An accord between Colombia and the Revolutionary Armed Forces of Colombia, or FARC, recently broke down after it did not pass a national referendum. The civil war has cost the lives of at least 220,000 Colombians and displaced close to six million people. Results showed 50.2% opposed the deal; 49.8% favored it.
“The fact that a majority of the voters said ‘No’ to the peace accord does not necessarily mean that the peace process is dead. The referendum was not a vote for or against peace,” the committee said in its citation.
“This is a great, great recognition for my country,” Santos said in an interview with the Nobel Foundation. “I receive this award in their name: the Colombian people who have suffered so much in this war,” he said. “Especially the millions of victims that have suffered in this war that we are on the verge of ending.”
Negotiators including an envoy sent by President Obama have returned to Cuba to try to salvage a peace agreement that was several years in the making.
FARC commander Timoleón Jiménez congratulated Santos in a tweet, saying “the only award we want is peace with social justice.”
The average age of all peace prize laureates between 1901 and 2015 is 61. It has been awarded to 104 individuals and 26 organizations. Last year’s recipient was the National Dialogue Quartet group “for its decisive contribution to the building of a pluralistic democracy in Tunisia in the wake of the Jasmine Revolution of 2011.”
Alfred Nobel founded the prize as part of his last will and testament. He died in 1895. He specified the peace prize should go each year to “the person who shall have done the most or the best work for fraternity between nations, for the abolition or reduction of standing armies and for the holding and promotion of peace congresses.”
Champion of non-violent struggle India’s Mahatma Gandhi was nominated five times but never won, a decision the Nobel committee has since said it got wrong. The committee surprised diplomats and international relations experts when Obama was honored in 2009 less than a year into his first year in office.

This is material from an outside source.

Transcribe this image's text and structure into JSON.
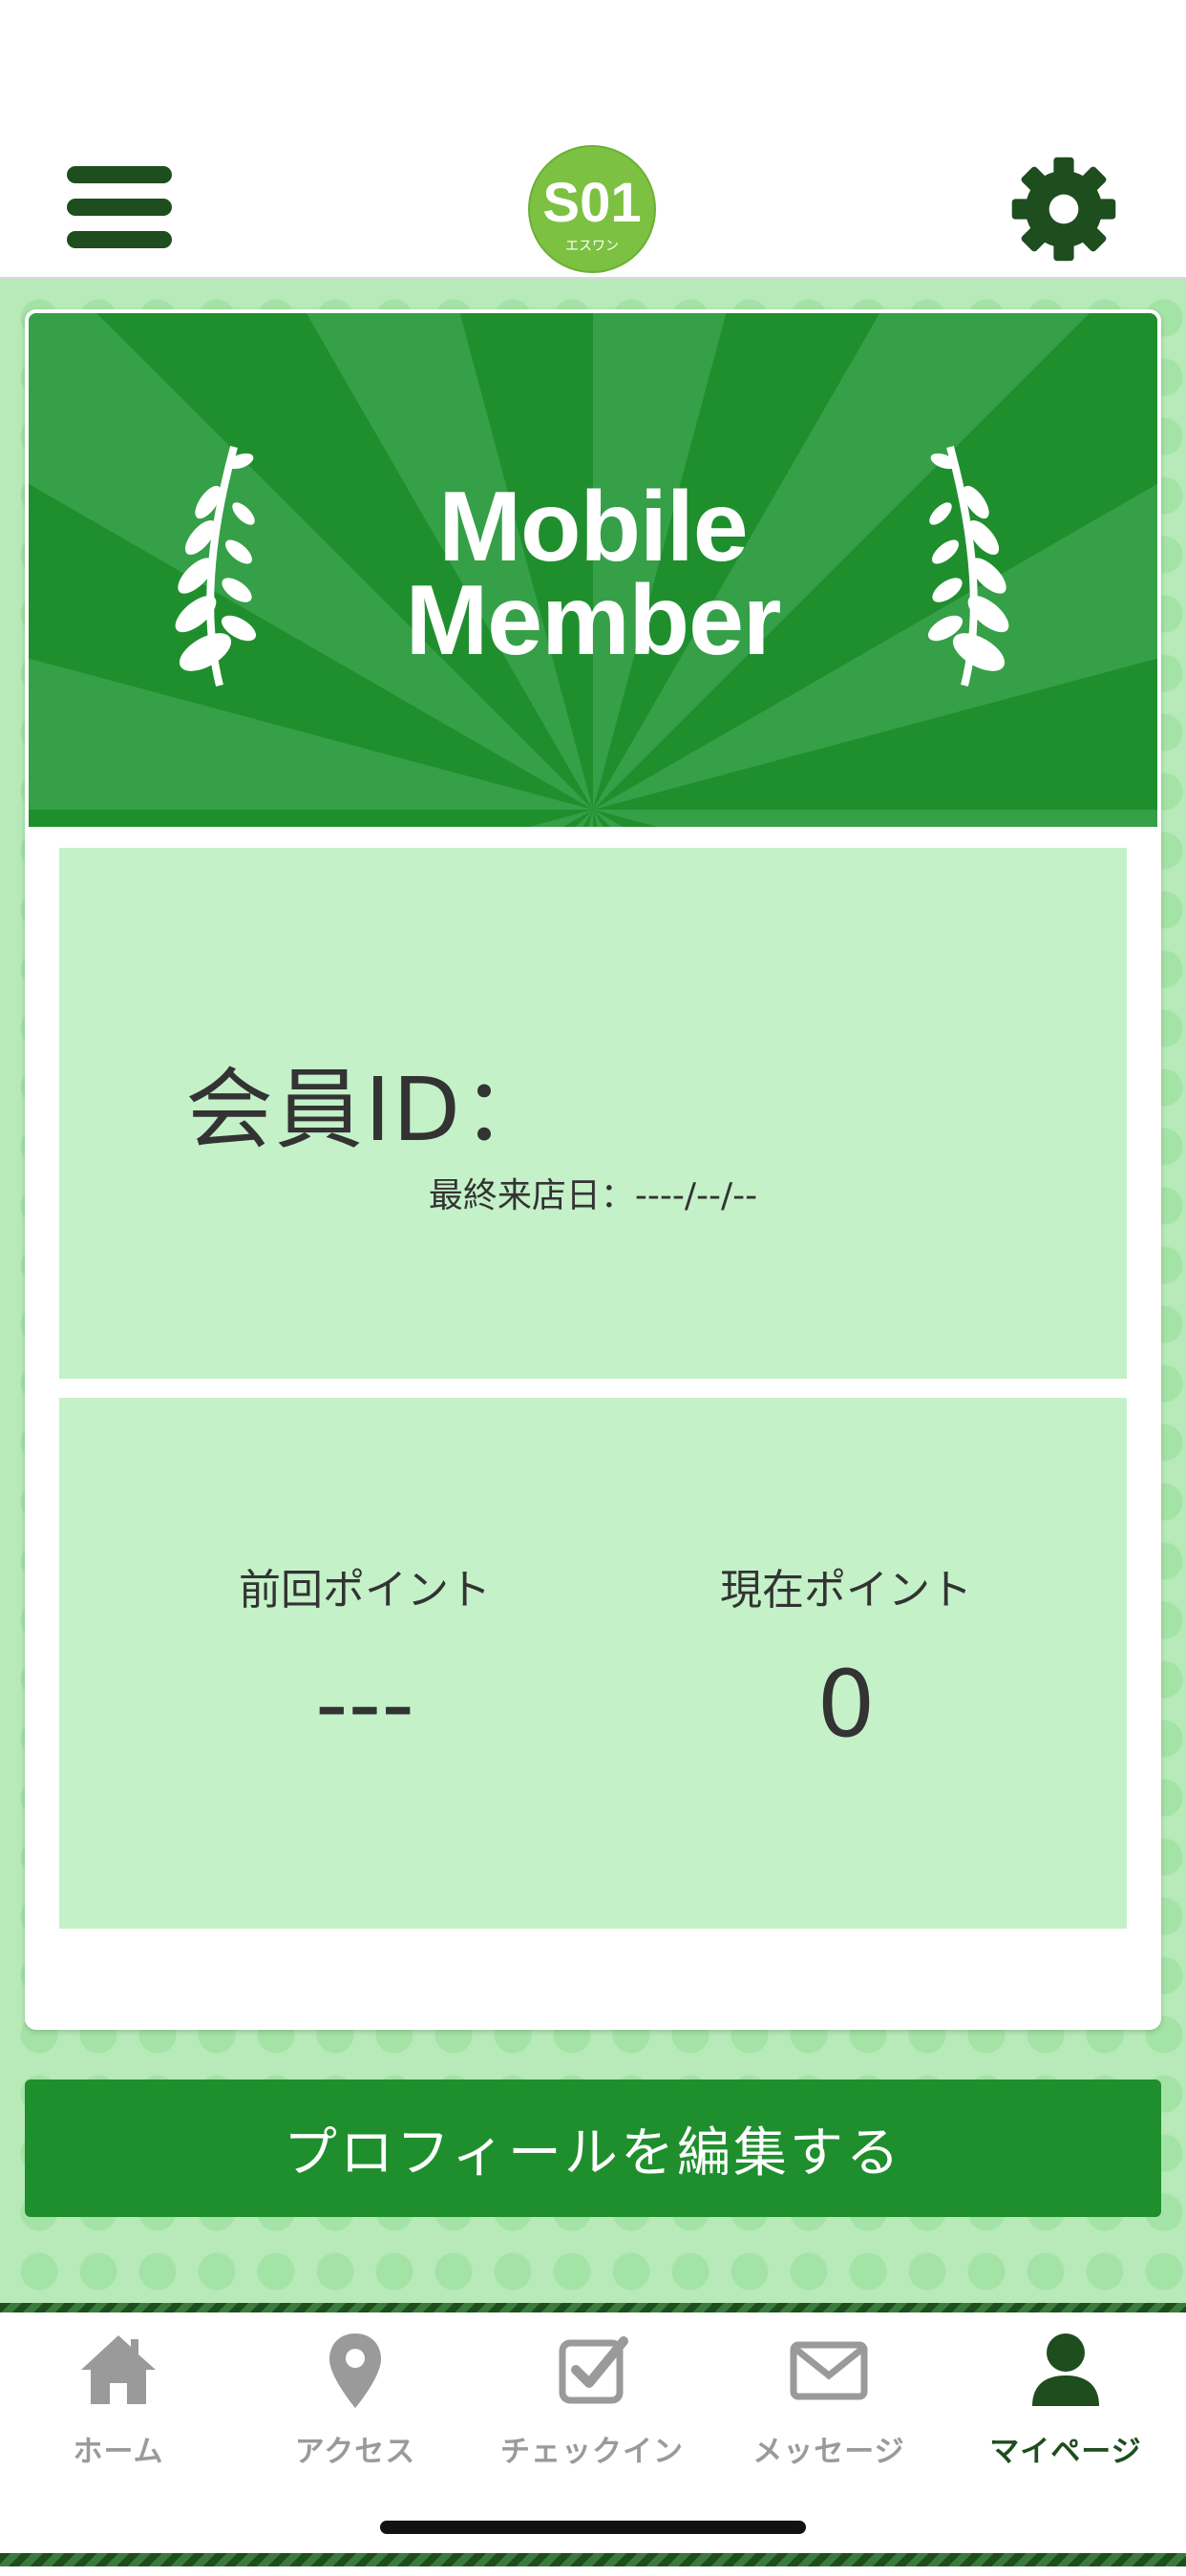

“Even many of Obama’s supporters believed that the prize was a mistake,” said Geir Lundestad, a former secretary of the committee, speaking last year. “In that sense the committee didn’t achieve what it had hoped for.”
For some, Santos too may be seen as an unlikely peacemaker. He is a former defense minister who rose to prominence for orchestrating a number of key military operations against Colombia’s paramilitaries. One of those operations was a bombing of a FARC camp in Ecuador that he authorized without telling his counterparts across the border.